Escucha este artículo
Audio generado con IA de Google
0:00
/
0:00
Una característica muy colombiana es aspirar a obtener otra nacionalidad. Un pasaporte alternativo funciona casi como una corrección de trayectoria: un intento de sentirse menos “de aquí” y un poco más “de allá”. Después de años cargando estereotipos de narcotráfico, corrupción, pobreza, Pablo Escobar, la vergüenza de ser colombiano es más la norma. Y no basta con el documento, también ojalá “parezcas” de ese otro país. Algunos amañan su acento, suavizan el español y se encargan como sea de comunicar por el lado que tienen “otra ciudadanía”. De ahí que parezca más incomodidad que adaptación.
No sorprende entonces que haya sido Bernie Moreno, un colombiano de nacimiento, quien presentara una propuesta de ley para que en Estados Unidos la ciudadanía solo pueda ser una. La Exclusive Citizenship Act es una propuesta para obligar a renunciar a cualquier otra nacionalidad. Moreno justificó su hazaña diciendo que ser estadounidense fue “uno de los mayores honores” de su vida y que renunciar a lo colombiano fue casi natural. Una especie de purificación administrativa que ahora quiere generalizar.
Su discurso encaja en un patrón conocido: tratar la ciudadanía como una esencia. Como si un país pudiera definir algo profundo de una persona, como si la identidad fuera indivisible y no una mezcla constante de historia, oportunidades y accidentes. La idea de que solo se puede tener una nacionalidad no describe el mundo real: describe una ansiedad. Y es la misma ansiedad que está detrás del complejo colombiano del pasaporte y de la que ni Petro se salva; cuando tuvo el chance le dijo a Trump públicamente en redes sociales que no importaba no tener visa porque “soy italiano”. Muy decolonial en sus discursos, pero con la compulsión de mostrar ese linaje europeo.

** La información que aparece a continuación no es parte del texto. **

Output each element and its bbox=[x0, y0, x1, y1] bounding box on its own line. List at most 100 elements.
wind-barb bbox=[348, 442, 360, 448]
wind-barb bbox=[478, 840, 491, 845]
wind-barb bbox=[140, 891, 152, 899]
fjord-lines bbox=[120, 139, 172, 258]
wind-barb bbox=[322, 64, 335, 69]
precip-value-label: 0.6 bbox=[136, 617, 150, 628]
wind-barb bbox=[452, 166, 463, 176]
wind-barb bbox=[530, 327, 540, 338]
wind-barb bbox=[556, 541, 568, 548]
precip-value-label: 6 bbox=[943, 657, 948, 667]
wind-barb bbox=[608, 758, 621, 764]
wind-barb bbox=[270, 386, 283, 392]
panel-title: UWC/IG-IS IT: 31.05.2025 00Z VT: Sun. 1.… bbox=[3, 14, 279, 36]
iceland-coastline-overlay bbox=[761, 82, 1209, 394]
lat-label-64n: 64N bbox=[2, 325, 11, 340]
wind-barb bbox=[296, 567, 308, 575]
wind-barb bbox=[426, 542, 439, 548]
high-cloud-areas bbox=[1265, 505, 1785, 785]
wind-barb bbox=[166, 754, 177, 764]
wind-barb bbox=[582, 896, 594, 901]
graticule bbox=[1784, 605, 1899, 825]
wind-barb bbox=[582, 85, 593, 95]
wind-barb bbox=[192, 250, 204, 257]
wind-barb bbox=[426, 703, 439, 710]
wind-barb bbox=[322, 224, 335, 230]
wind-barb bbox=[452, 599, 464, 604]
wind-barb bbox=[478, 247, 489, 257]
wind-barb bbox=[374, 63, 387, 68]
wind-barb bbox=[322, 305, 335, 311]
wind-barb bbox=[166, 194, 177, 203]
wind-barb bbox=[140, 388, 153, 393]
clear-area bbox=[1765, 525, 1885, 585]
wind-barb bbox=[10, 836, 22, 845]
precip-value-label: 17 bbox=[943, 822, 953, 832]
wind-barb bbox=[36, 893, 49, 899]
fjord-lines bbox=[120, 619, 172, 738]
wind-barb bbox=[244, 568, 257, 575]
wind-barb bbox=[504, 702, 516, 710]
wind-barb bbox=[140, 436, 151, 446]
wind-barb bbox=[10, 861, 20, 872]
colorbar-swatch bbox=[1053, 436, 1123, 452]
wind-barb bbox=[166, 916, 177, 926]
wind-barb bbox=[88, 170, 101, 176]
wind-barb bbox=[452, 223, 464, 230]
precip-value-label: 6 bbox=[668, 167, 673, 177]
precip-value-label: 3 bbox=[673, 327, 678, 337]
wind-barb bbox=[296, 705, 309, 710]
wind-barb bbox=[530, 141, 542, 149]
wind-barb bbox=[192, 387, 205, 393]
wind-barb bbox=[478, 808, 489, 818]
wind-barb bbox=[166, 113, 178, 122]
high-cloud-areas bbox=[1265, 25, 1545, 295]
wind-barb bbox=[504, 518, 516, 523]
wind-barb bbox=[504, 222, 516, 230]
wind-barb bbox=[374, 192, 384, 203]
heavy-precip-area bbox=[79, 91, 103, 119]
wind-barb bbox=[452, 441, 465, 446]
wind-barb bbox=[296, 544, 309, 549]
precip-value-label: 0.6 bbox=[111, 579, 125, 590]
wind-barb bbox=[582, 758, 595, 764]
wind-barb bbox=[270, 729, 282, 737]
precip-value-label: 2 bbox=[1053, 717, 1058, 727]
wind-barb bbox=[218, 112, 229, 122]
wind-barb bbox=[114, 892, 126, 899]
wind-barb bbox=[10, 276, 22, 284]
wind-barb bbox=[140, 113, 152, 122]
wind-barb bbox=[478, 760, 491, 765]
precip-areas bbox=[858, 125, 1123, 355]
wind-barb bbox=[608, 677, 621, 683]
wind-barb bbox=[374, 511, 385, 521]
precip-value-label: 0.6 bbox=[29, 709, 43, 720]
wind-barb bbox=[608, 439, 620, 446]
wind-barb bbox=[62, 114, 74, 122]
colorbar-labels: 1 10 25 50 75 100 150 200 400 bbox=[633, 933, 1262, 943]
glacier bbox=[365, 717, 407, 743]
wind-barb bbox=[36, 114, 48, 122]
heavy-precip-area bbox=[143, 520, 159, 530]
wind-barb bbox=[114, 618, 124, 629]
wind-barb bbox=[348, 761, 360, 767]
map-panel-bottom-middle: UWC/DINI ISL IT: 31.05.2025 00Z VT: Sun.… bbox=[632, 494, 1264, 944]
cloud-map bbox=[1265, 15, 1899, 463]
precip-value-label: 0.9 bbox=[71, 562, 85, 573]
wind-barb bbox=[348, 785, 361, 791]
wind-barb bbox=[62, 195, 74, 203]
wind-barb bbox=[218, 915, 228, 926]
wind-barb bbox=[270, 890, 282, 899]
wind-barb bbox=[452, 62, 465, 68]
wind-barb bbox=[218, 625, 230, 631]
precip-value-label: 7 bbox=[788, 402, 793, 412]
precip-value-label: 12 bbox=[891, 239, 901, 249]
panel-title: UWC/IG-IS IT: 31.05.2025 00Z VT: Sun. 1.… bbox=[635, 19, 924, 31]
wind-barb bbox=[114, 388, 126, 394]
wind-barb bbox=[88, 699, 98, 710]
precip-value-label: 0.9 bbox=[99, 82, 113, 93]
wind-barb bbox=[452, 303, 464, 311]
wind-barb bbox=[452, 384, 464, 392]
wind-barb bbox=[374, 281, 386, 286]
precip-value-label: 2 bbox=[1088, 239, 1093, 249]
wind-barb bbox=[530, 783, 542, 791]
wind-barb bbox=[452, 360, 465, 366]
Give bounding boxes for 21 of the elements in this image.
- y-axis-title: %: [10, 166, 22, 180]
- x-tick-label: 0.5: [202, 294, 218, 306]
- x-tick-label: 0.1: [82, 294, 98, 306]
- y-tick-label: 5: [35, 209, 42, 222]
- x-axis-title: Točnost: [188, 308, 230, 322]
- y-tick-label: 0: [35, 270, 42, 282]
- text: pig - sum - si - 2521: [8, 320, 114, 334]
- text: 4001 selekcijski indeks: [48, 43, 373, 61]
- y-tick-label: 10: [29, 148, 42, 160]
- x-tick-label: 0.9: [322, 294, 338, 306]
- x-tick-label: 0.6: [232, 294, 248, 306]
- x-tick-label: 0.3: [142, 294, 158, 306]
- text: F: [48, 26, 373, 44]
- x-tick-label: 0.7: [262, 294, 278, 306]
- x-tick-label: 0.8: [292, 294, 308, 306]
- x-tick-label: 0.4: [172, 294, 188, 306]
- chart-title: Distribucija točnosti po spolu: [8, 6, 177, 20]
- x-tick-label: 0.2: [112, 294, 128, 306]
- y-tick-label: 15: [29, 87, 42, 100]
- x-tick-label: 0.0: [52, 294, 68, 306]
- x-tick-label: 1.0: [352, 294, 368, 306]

Lo curioso es que detrás está un hecho simple: las nacionalidades son completamente arbitrarias. En algunos lugares basta con nacer para obtener ciudadanía de por vida, mientras en otros puedes nacer, crecer y trabajar sin que jamás te reconozcan como propio. En ciertos sistemas un tataranieto distante puede heredar una ciudadanía que jamás usó ni conoció, mientras alguien que lleva décadas viviendo y aportando allí sigue por fuera porque no cumple un requisito burocrático. Todavía además es posible comprar ciudadanías si eres lo suficientemente rico. No hay coherencia identitaria posible en un modelo así; solo decisiones administrativas acumuladas en distintos momentos y por distintas razones.
Nada de esto tiene coherencia moral ni lógica existencial. Son mecanismos creados para administrar poblaciones, no para definir personas. Pero aun así, se les pide a las personas que den estatus, pertenencia, orgullo, distancia, reparación. Moreno quiere convertir una ficción administrativa en una prueba de lealtad. Y muchos colombianos quieren convertir un pasaporte nuevo en la solución a un complejo histórico. Pero una nacionalidad no deja de ser lo que siempre ha sido: una convención útil. Cuando tratamos esa convención como si fuera un diagnóstico de identidad, lo único que logramos es enredarnos en la ilusión de que un papel puede corregir un origen o rediseñar quiénes somos.
El problema no es aspirar a otra ciudadanía ni criticar la doble; es el discurso que construimos alrededor de ese papel: la idea de que una nacionalidad puede mejorarnos, validarnos o convertirnos en alguien más presentable. La pertenencia a este o cualquier otro país no se hereda ni se compra: se construye. Se construye trabajando, involucrándose, asumiendo responsabilidades y contradicciones. Mientras sigamos pensando que el pasaporte sustituye ese vínculo, el complejo seguirá ahí, aunque la portada cambie.